Studio provides place for creativity, artistic experimentation with family members

Wild at Art supplies space for children to bond with parents through spooky art



Julia Branen, 16, captures the attention of many attendees with her beautiful paint work,. She claims that she draws in her free time but rarely plays with paint on Saturday morning, at the Moscow Wild at Art.

RACHEL KOCH, Evergreen reporter

The occasional hairdryer whirred over wet paint as children and parents worked on painting canvases together Saturday afternoon at Wild at Art.

The families were there for the business’s Kids, Cocoa & Canvas event, hosted by co-owners Donald Stanziano and Joan Hofmann.

The event was Halloween-themed for the spooky season.

“We’ve been doing this for years,” Stanziano said. “We always like to do something around Halloween for kids and families because it becomes a family activity.”

Stanziano said he printed an image of a haunted house for participants to recreate by painting it onto a canvas.

He instructed the attendees to paint the background on the canvas first, let the paint dry and lastly, paint the foreground. To speed up the drying process. Stanziano provided hairdryers.

“I’ve got a sequence,” Stanziano said. “I’m not doing a brushstroke-by-brushstroke approach to this.”

Wild at Art also provided snacks, orange juice and hot cocoa for participants while they painted.

One of the participants, Ashli Amos, came with her daughter.

“This is the first event [hosted by Wild at Art] we’ve been to,” Amos said.

However, Amos added that she has visited the studio before.

Julia Branen, Moscow resident, also attended Kids, Cocoa & Canvas.

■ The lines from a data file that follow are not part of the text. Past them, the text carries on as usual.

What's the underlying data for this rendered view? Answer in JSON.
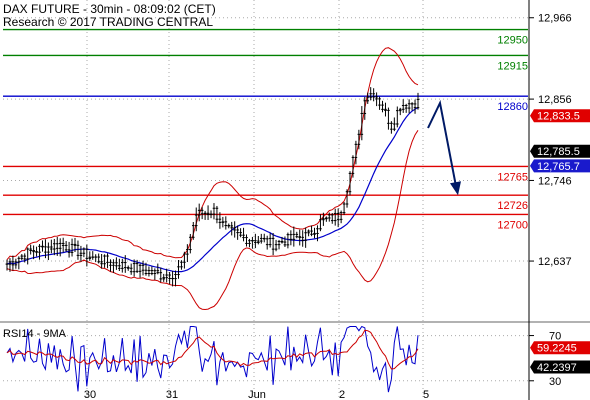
{
  "header": {
    "title": "DAX FUTURE - 30min - 08:09:02 (CET)",
    "credit": "Research © 2017 TRADING CENTRAL"
  },
  "chart_data": [
    {
      "type": "candlestick",
      "panel": "price",
      "y_axis_ticks": [
        "12,966",
        "12,856",
        "12,746",
        "12,637"
      ],
      "ylim": [
        12560,
        12990
      ],
      "x_tick_labels": [
        "30",
        "31",
        "Jun",
        "2",
        "5"
      ],
      "horizontal_levels": [
        {
          "value": 12950,
          "label": "12950",
          "color": "#008000"
        },
        {
          "value": 12915,
          "label": "12915",
          "color": "#008000"
        },
        {
          "value": 12860,
          "label": "12860",
          "color": "#0000cc"
        },
        {
          "value": 12765,
          "label": "12765",
          "color": "#e00000"
        },
        {
          "value": 12726,
          "label": "12726",
          "color": "#e00000"
        },
        {
          "value": 12700,
          "label": "12700",
          "color": "#e00000"
        }
      ],
      "price_tags": [
        {
          "label": "12,833.5",
          "value": 12833.5,
          "bg": "#e00000",
          "fg": "#ffffff"
        },
        {
          "label": "12,785.5",
          "value": 12785.5,
          "bg": "#000000",
          "fg": "#ffffff"
        },
        {
          "label": "12,765.7",
          "value": 12765.7,
          "bg": "#1a1acc",
          "fg": "#ffffff"
        }
      ],
      "forecast_arrow": {
        "from": 12820,
        "to": 12730,
        "color": "#001a66"
      },
      "series_colors": {
        "bollinger": "#cc0000",
        "moving_average": "#0000cc",
        "candles": "#000000"
      }
    },
    {
      "type": "line",
      "panel": "rsi",
      "title": "RSI14 - 9MA",
      "y_axis_ticks": [
        "70",
        "30"
      ],
      "ylim": [
        13,
        82
      ],
      "price_tags": [
        {
          "label": "59.2245",
          "value": 59.2245,
          "bg": "#e00000",
          "fg": "#ffffff"
        },
        {
          "label": "42.2397",
          "value": 42.2397,
          "bg": "#000000",
          "fg": "#ffffff"
        }
      ],
      "series_colors": {
        "rsi": "#0000cc",
        "ma": "#cc0000"
      }
    }
  ]
}
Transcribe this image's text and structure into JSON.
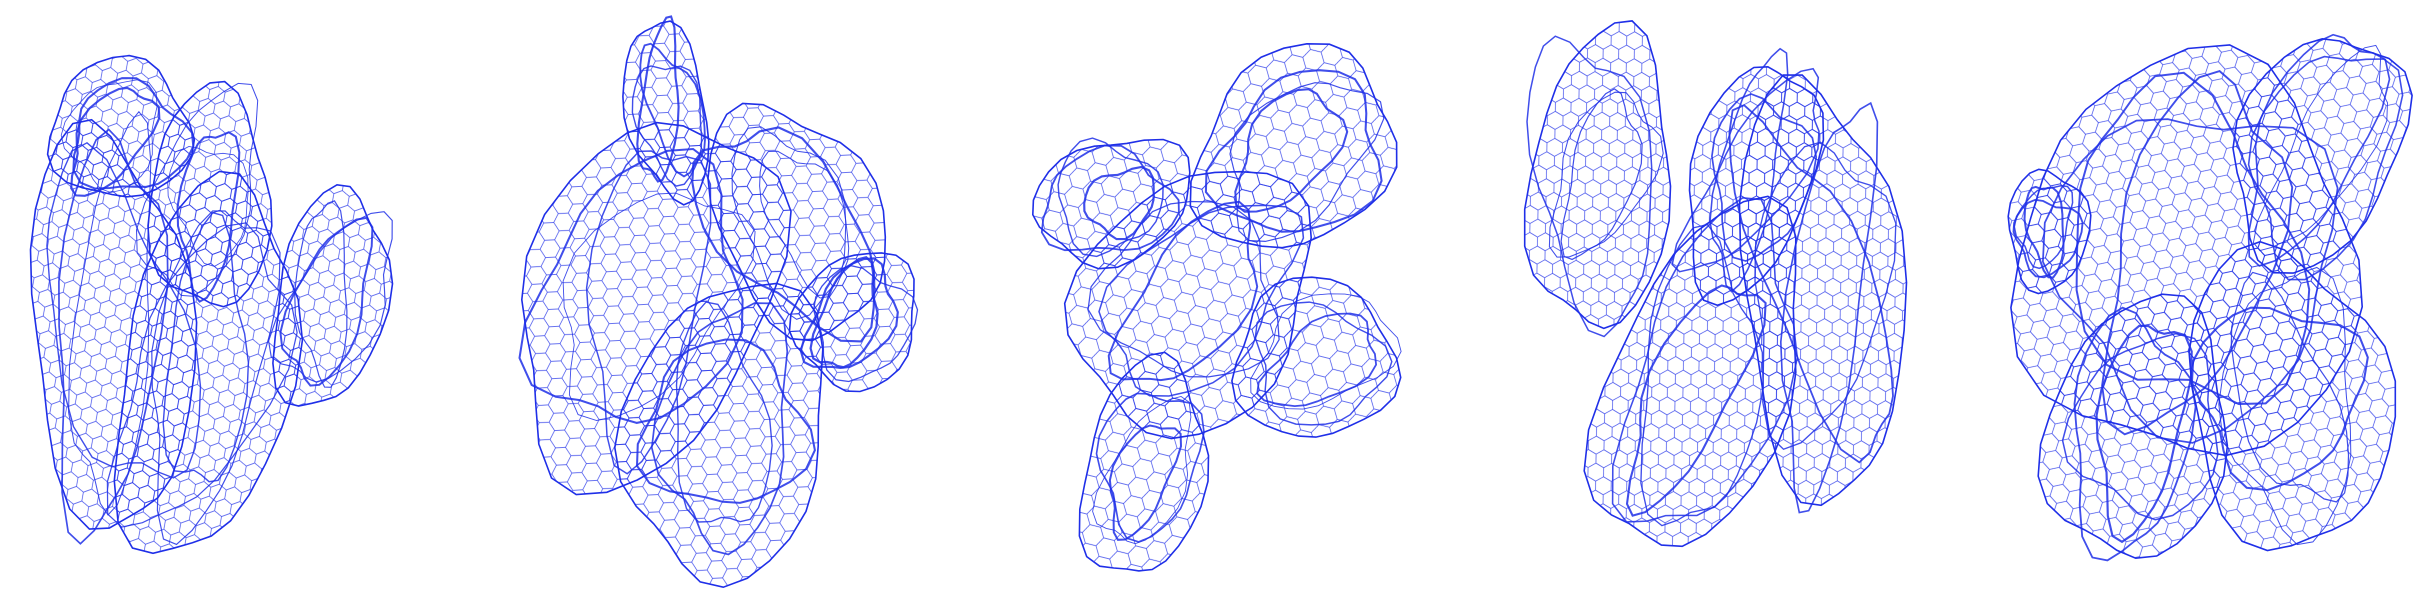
{
  "figure": {
    "panel_count": 5,
    "line_color": "#1f2fe8",
    "background_color": "#ffffff",
    "panels": [
      {
        "subject": "wireframe-surface-1"
      },
      {
        "subject": "wireframe-surface-2"
      },
      {
        "subject": "wireframe-surface-3"
      },
      {
        "subject": "wireframe-surface-4"
      },
      {
        "subject": "wireframe-surface-5"
      }
    ]
  }
}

Branen’s only previous art experience comes from drawing at home and she said she has never taken any studio classes.

“I don’t really do a lot of painting,” she said. “I’m more used to drawing in pencil, so this allows me to try a new medium.”

Nonetheless, her artwork drew in admirers throughout Wild at Art.

Like Amos, Branen has been to Wild at Art but has never attended Kids, Cocoa & Canvas. However, Branen sees herself coming back in future years, she said.

“I like how it has a guide for you if you’re a little lost, but also you can be creative and do your own kind of thing,” Branen said.

Kids, Cocoa & Canvas provides a friendly, welcoming space free from judgment, Stanziano said.

“This is one of the safest environments for them to express their creativity,” he said.

Many of the beginner-level projects available at Wild at Art are forgiving, Stanziano said.

“You could paint a small coaster or trivet and simply put dots on it,” he said. “When it gets glazed and it gets fired, it’s going to be shiny and lovely. People are going to say, ‘Oh, I didn’t know I could do that.’”

Co-owner Hofmann founded Wild at Art in 2005, said her husband, Stanziano.

Stanziano said Hofmann started the business shortly after moving to Moscow from the Bay Area.

“Her three kids, they weren’t all that winter sports-oriented. They were very artsy, and there was no opportunity like this,” he said. “She thought, ‘This would be a nice opportunity, not just for my kids but for other families.’”

What makes Wild at Art enjoyable for people is that it encourages conversation and creative expression, Stanziano said.

“You can paint whatever you want,” he said. “You can paint a dinosaur for all I care.”

Wild at Art is open from noon to 7 p.m. Wednesday through Saturday and from noon to 5 p.m. on Sunday at 118 E. Third St. in Moscow.